Once a player has constructed sufficient housing and basic amenities, prisoners begin arriving on buses depending on the capacity of the prison. Prisoners continue to arrive as long as there is sufficient capacity to hold them and depart as they complete their sentences. As the number of inmates increases the prison upgrades to a higher security level, beginning at low security until it becomes a maximum-security prison. With higher levels of security the player has access to more advanced facilities and upgraded walls and guard towers.

Players are able to click on both inmates and staff to get a basic description of their levels of satisfaction, fatigue, productivity, as well as misconduct for prisoners. Clicking on one of these things with the prisoner selected allows players to assign prisoners to cells, jobs, and activities. Players can drag and drop guards to areas of high misconduct or to break up riots which occur within the prison if prisoners become too dissatisfied.

===Inmates===

Rioting prisoners being subdued by the guards

The game designers created 96 different-looking inmates capable of over 100 different animations to allow for a varied prison population. Inmates have various meters above their heads which the player can monitor by clicking on the prisoners. They have levels of satisfaction, fatigue, productivity, and misconduct. If inmates do not have activities, such as working out, playing basketball, or performing work, they will become dissatisfied and their misconduct meter will increase. Having high misconduct will result in decreased productivity and an increase in fights and riots breaking out within the prison.

Ultimately, it is important to monitor inmate morale and keep it high to increase profits, as high inmate morale and sufficient holding capacity will result in more inmates arriving. Also, the player has the ability to suggest inmates to the parole board for possible early dismissal. The approval or rejection of a prisoner is based upon the number of fights he has been in, the number of gangs he is affiliated with, and the number of rehabilitation projects he has completed, as well as his misconduct rating.

==Reception==
Prison Tycoon received generally poor grades from critics. Xplays Time Stevens gave the game only one star out of five, concluding his review by writing that "Prisons aren't supposed to be fun, so maybe it shouldn't be a surprise that a game about prisons isn't either." GameZone gave the game a score of 5/10, praising the idea and concept but complaining about clunky graphics, dysfunctional camera angles, and lack of instructions.
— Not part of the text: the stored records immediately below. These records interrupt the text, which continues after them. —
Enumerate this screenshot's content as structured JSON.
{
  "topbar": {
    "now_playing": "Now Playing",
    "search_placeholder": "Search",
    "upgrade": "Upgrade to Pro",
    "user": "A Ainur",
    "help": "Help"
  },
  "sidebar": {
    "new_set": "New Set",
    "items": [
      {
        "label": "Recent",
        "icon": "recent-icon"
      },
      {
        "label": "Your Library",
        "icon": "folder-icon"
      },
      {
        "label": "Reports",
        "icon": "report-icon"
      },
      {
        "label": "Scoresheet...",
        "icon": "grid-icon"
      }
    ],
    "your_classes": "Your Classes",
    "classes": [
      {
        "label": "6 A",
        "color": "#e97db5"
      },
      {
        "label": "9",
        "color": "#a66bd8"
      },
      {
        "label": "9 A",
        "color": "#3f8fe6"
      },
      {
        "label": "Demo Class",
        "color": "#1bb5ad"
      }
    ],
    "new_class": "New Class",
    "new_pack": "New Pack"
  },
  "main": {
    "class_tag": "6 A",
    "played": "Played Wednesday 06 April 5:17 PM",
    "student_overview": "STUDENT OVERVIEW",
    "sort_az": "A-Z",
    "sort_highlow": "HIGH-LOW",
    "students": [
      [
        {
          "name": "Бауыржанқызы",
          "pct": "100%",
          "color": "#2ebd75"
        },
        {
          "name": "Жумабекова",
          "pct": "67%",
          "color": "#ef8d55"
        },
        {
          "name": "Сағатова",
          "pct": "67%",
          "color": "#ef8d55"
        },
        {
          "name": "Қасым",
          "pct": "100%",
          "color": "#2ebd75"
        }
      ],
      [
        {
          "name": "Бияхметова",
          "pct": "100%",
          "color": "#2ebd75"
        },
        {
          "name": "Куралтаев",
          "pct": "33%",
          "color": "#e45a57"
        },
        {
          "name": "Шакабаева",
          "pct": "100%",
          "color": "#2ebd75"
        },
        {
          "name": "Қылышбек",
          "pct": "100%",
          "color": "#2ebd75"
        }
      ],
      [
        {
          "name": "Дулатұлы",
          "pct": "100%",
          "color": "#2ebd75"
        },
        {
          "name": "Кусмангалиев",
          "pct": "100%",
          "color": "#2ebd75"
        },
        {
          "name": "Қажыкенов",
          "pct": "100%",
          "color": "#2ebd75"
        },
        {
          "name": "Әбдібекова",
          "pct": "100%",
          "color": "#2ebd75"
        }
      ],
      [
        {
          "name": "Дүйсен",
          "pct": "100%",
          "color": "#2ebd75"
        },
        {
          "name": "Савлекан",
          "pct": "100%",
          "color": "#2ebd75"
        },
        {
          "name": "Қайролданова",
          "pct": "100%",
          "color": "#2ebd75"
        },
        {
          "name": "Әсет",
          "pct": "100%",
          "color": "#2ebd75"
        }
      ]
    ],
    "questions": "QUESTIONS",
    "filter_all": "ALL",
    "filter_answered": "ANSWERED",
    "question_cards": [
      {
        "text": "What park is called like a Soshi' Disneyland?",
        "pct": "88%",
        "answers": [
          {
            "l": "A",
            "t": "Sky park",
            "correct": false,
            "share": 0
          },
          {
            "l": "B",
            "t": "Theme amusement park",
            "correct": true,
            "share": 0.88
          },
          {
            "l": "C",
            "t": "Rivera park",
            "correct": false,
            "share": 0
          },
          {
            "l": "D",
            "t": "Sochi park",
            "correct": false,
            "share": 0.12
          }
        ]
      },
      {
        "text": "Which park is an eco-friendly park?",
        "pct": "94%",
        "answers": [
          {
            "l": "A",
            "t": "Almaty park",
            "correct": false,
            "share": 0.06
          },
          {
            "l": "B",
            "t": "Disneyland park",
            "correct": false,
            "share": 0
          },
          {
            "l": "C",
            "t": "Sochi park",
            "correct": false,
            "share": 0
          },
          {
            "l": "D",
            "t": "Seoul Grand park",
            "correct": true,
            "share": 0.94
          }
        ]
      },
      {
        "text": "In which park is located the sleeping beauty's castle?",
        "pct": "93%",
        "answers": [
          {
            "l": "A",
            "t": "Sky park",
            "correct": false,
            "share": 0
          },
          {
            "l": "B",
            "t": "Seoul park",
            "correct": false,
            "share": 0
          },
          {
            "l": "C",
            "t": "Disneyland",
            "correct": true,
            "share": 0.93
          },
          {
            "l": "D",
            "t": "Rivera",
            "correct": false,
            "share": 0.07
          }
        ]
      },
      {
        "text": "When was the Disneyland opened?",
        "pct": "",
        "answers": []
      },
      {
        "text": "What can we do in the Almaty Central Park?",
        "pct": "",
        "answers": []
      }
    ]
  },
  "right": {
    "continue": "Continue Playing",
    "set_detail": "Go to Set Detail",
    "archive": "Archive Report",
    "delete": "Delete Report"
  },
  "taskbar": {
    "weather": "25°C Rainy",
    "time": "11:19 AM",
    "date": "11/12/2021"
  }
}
While most players agreed the basic premise was unique and interesting, some common complaints about the game included bad camera angles, lackluster graphics, choppy or slow framerates, annoying music and sound, and limited help for players.

==Sequels==
===Maximum Security===

Prison Tycoon 2: Maximum Security is a business simulation computer game developed by Virtual Playground and published by Valusoft in 2006 as a sequel to Prison Tycoon. Three real-life locations are featured in the game, including Angola (Louisiana State Penitentiary), Leavenworth, KS, and Steilacoom, WA (McNeil Island).

===Lockdown===

Prison Tycoon 3: Lockdown is a business simulation computer game for Windows. It was released in 2007 as the third game in the Prison Tycoon series.

Prison Tycoon 3: Lockdown was reviewed by PC Gamer UK, who rated the game 3.8/10.

===Supermax===

Prison Tycoon 4: Supermax is a business simulation computer game released for Windows in 2008 as the fourth game in the Prison Tycoon series. This version of the game introduced several improvements, including a brand-new graphics engine, advisers, and more control over various aspects of the game, such as the closing/opening of gates, tunnels, and more.

Prison Tycoon 4: Supermax has not been reviewed by many professional critics. IGN's Jimmy Thang gave the game a rating of 2.5/10 and called it "terrible".

===Alcatraz===

Prison Tycoon: Alcatraz is a business simulation computer game released for Windows in 2010 as the fifth game in the Prison Tycoon series. As with previous installments, the game puts the user in charge of a prison, in this case Alcatraz Island.

Similar to several of its predecessors, Prison Tycoon: Alcatraz was not reviewed by professional critics.